Robert Bresson/ France/ 1968/ 78 min

The story of Mouchette is one that defies simple explanation. It’s a pondering on the nature of unkindness, not wholly unlike the more recent The Painted Bird, which sought to similarly depict abject human misery. The nature of the misery in Mouchette is far more mundane, and yet it still manages to plumb depths of domestic cruelty and indifference to the point of abusive absurdity. It’s also certainly an eminently more watchable and comprehendible narrative than the likes of Au Hasard Balthazar or later Robert Bresson works like L’Argent.

In the film, as in the 1937 novel, fourteen year old Mouchette understands little of life other than the alcohol-drenched suffering that seems to come with it. Her father is an abusive alcoholic, who literally drinks up all of her afterschool job’s pay. At home her mother lies in a sickbed, too ill to even care for her own baby. Thus Mouchette is the default caregiver, mother, and skivvy to the entire family household. At school she fares little better, shunned by her classmates for being poor and regularly shamed by her teacher, while local boys tease and hurl abuse at her as she passes. It’s into this setting that the meat of the story takes place, with much of the film’s narrative concerning the night Mouchette becomes embroiled in the love triangle between the local barmaid Louisa, and the town’s rival poacher and gamekeeper.
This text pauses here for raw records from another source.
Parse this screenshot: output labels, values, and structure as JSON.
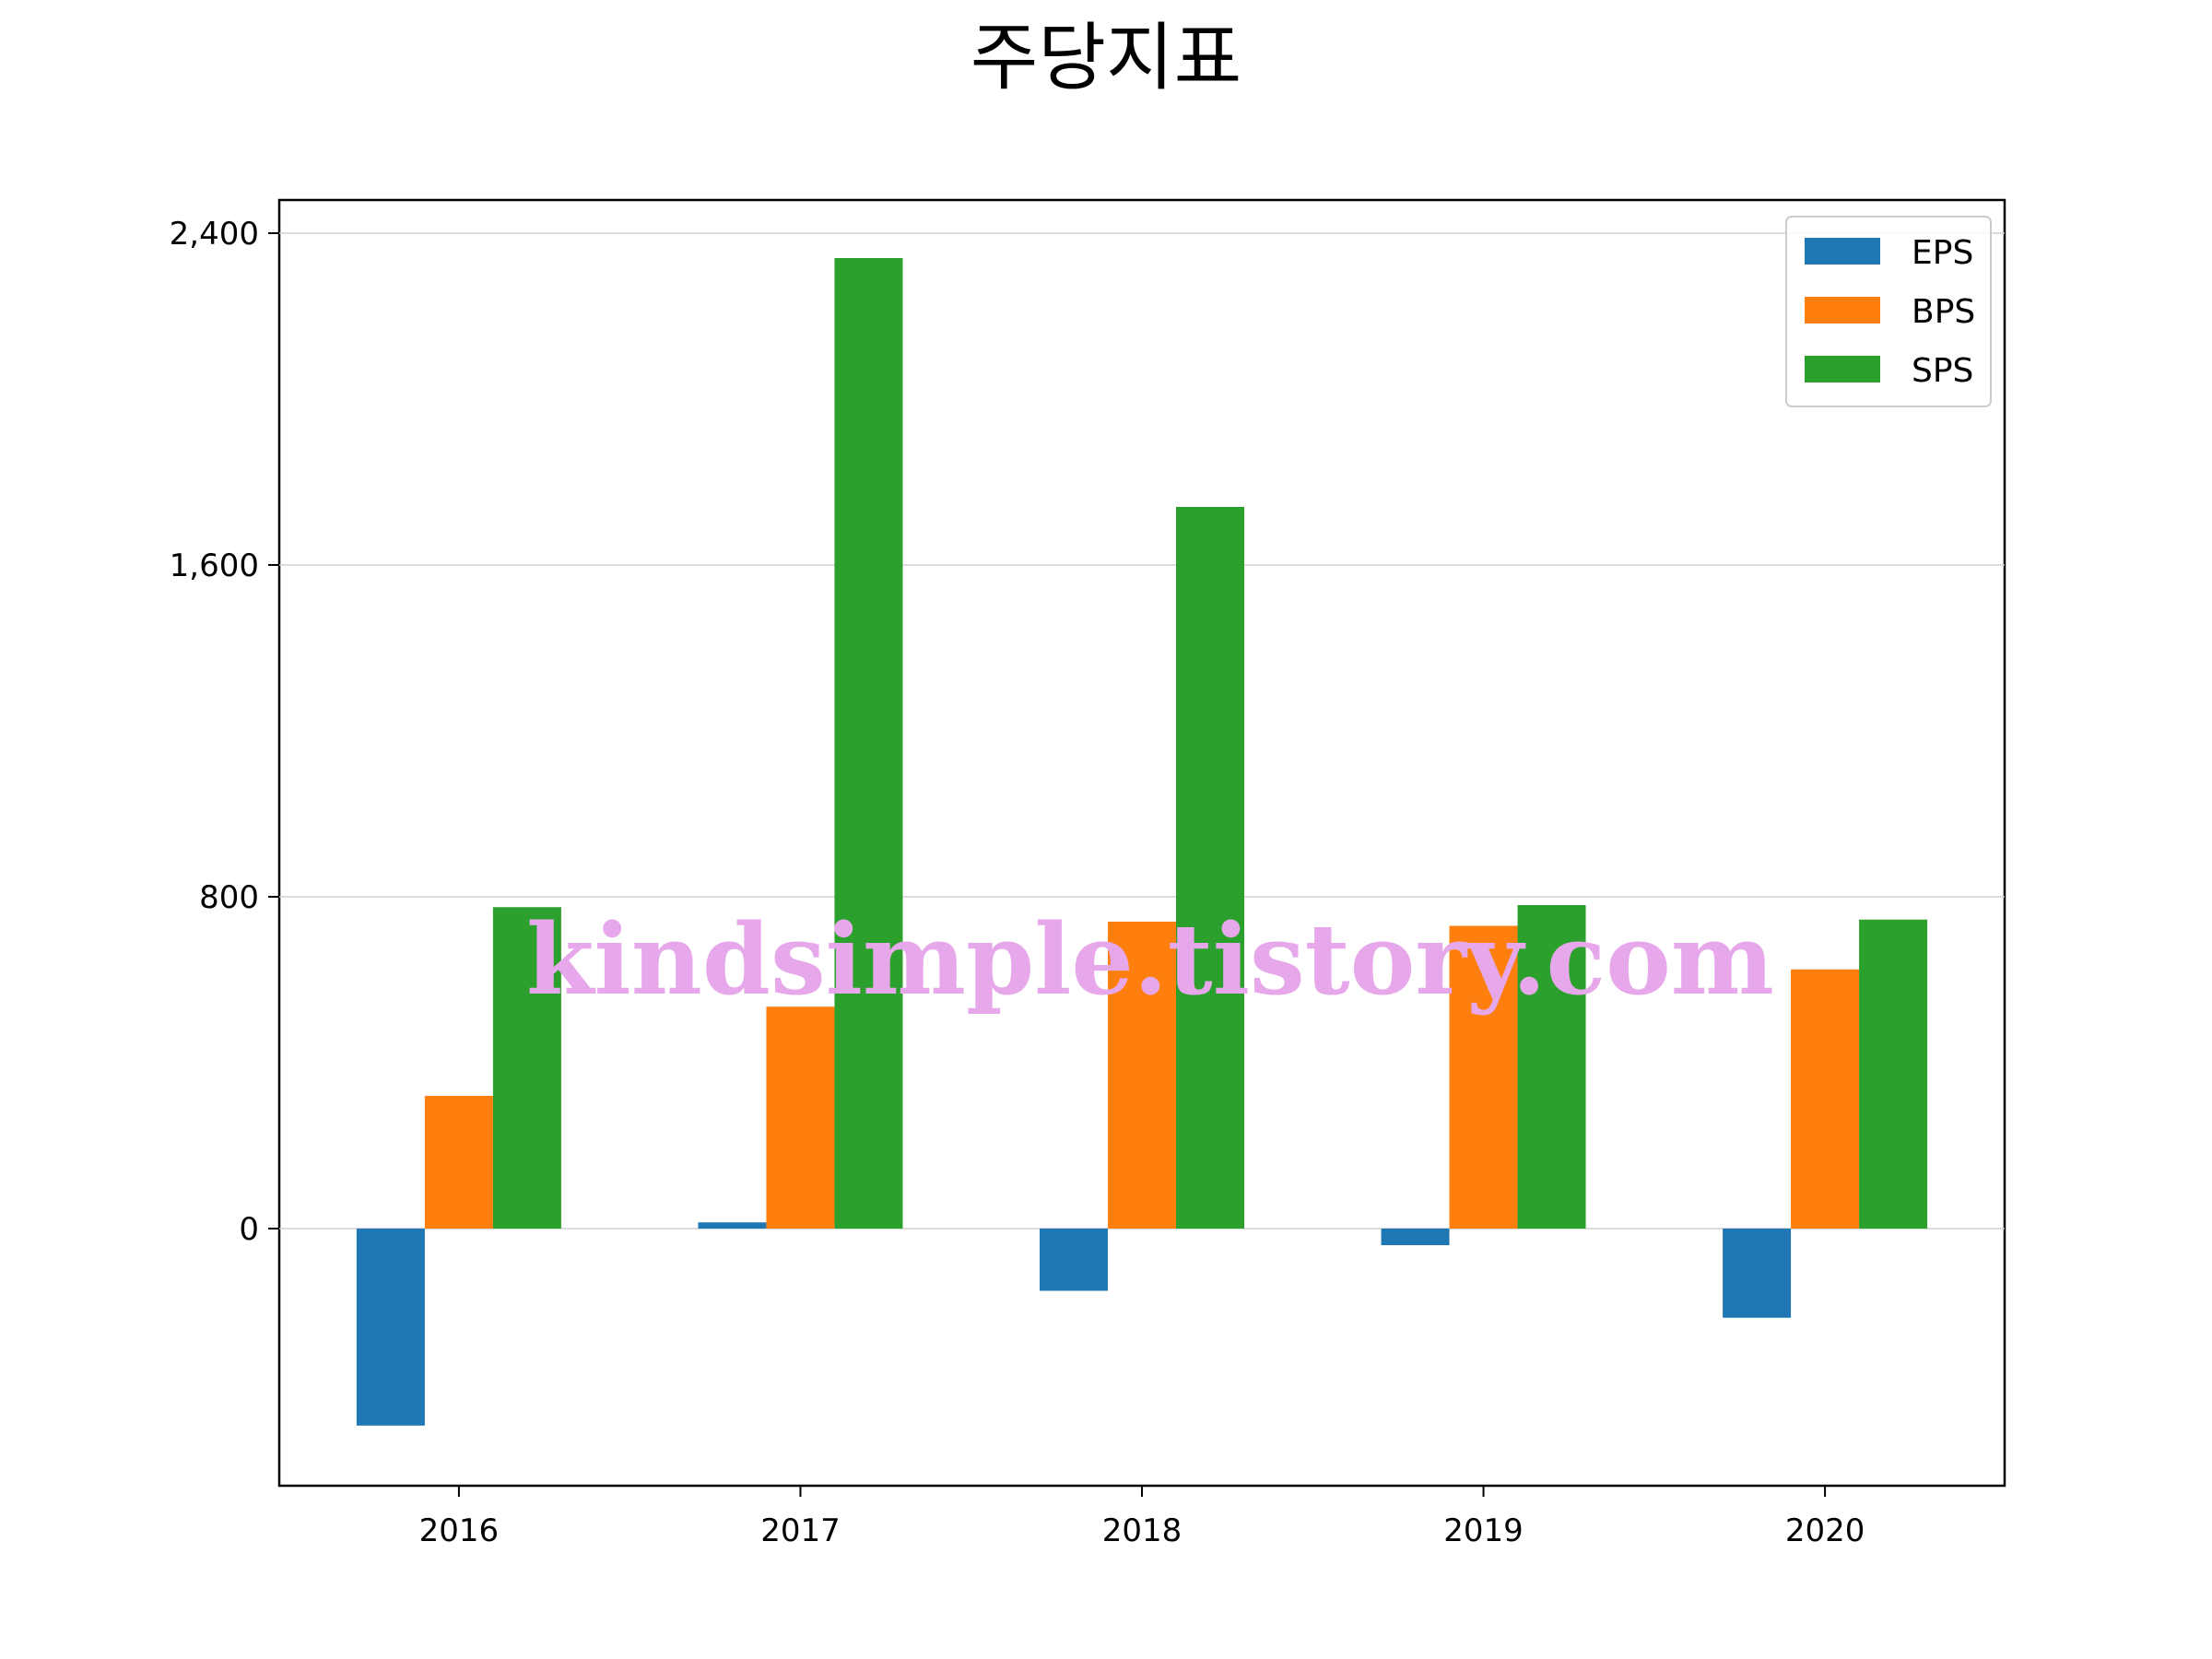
{
  "chart_data": {
    "type": "bar",
    "title": "주당지표",
    "xlabel": "",
    "ylabel": "",
    "categories": [
      "2016",
      "2017",
      "2018",
      "2019",
      "2020"
    ],
    "series": [
      {
        "name": "EPS",
        "color": "#1f77b4",
        "values": [
          -475,
          15,
          -150,
          -40,
          -215
        ]
      },
      {
        "name": "BPS",
        "color": "#ff7f0e",
        "values": [
          320,
          535,
          740,
          730,
          625
        ]
      },
      {
        "name": "SPS",
        "color": "#2ca02c",
        "values": [
          775,
          2340,
          1740,
          780,
          745
        ]
      }
    ],
    "ylim": [
      -620,
      2480
    ],
    "yticks": [
      0,
      800,
      1600,
      2400
    ],
    "ytick_labels": [
      "0",
      "800",
      "1,600",
      "2,400"
    ],
    "grid": "y",
    "legend": "top-right"
  },
  "watermark": "kindsimple.tistory.com"
}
Like much of Bresson’s oeuvre, it’s a strange and occasionally inscrutable film. One that relies heavily on the long looks given between the actors, and the uncomfortably long scenes that deliberately come in too early and leave too late. Mouchette manages to feel both realistic and utterly unreal at the same time, a facet helped by the combination of Bresson’s signature coaxing of awkward framing, unnatural line delivery and stories that rely on emotive themes rather than pure narrative. An aspect only accentuated by technical choices and limitations of the time, such as the falsely stage-lit torchlight, or the thick gelatine tears that frequently hang and drip from Mouchette’s cheeks.

Much of the weight of the film’s artistic success is on the shoulders of Nadine Nortier, in her solitary film role; playing well under her own age as the titular schoolgirl. It’s a performance that asks much of her, and she capably manages to capture the sense of confined anger and resentment Mouchette carries. Similarly, it’s the repeated unkindnesses visited upon her, as she is often roughly pushed, and slapped by her father. Indeed the one person to show her kindness at all is an older man on bumper cars, who careens into her, jolting her savagely over and over. And yet it’s one of few moments of rare happiness we see from her, happily accepting a new form of abuse.

Bresson claimed the film was one that defied simple explanation, and he was correct. While the pieces are simple at a glance, they fit together to create a complex whole, which is as unpredictable as it is certain. Possibly the most perfect evocation of his style, and a film that merits close attention, and much afterthought.